Usually, thiamine hydrochloride is with solid dosage forms, and the form of tablet particularly separately, or combines administration with other one or more vitamin or other medicines.
These solid dosage formss need have the quality assurance before taking, therefore, thiamine hydrochloride needs heat and moist stable.And commercially available thiamine hydrochloride mostly is α-type, and it easily is heated and the moisture absorption and instability.Therefore, in the former technology, need adopt some measures to be heated and the moisture absorption preventing as far as possible for guaranteeing quality.
In order to guarantee the quality of thiamine hydrochloride and other medicines, many technological inventions on dosage form and appearance packaging, have been carried out.But in fact a kind of solution can be so that thiamine hydrochloride itself be more stable, if α type thiamine hydrochloride can be converted into β-type, that will be a kind of solution of letter knot, and β-type thiamine hydrochloride is non-hygroscopic, be difficult for bondingly, have good anti-cohesive and higher heat stability.

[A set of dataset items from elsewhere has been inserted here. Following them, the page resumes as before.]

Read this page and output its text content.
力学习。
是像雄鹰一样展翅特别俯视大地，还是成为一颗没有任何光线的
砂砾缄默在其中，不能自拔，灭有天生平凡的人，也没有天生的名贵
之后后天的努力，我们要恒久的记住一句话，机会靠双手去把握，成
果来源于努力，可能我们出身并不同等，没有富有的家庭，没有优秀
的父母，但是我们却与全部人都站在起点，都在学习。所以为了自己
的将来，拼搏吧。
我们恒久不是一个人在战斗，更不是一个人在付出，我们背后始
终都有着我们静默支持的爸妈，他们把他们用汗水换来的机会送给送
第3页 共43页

The method that easily α-type is converted into β-type comprises α-type is dissolved in the solvent, before recrystallization, adds β-type crystal seed in solution.But the method needs a large amount of liquors, and promptly time-consuming uneconomical again, when with an organic solvent, remaining in the product have organic solvent to form itself problem again, therefore, the method industrial be not method preferably.
Therefore, the purpose of this invention is to provide a kind of simply, easy row is suitable for the method for the β-type that α-type is converted into of commercial Application.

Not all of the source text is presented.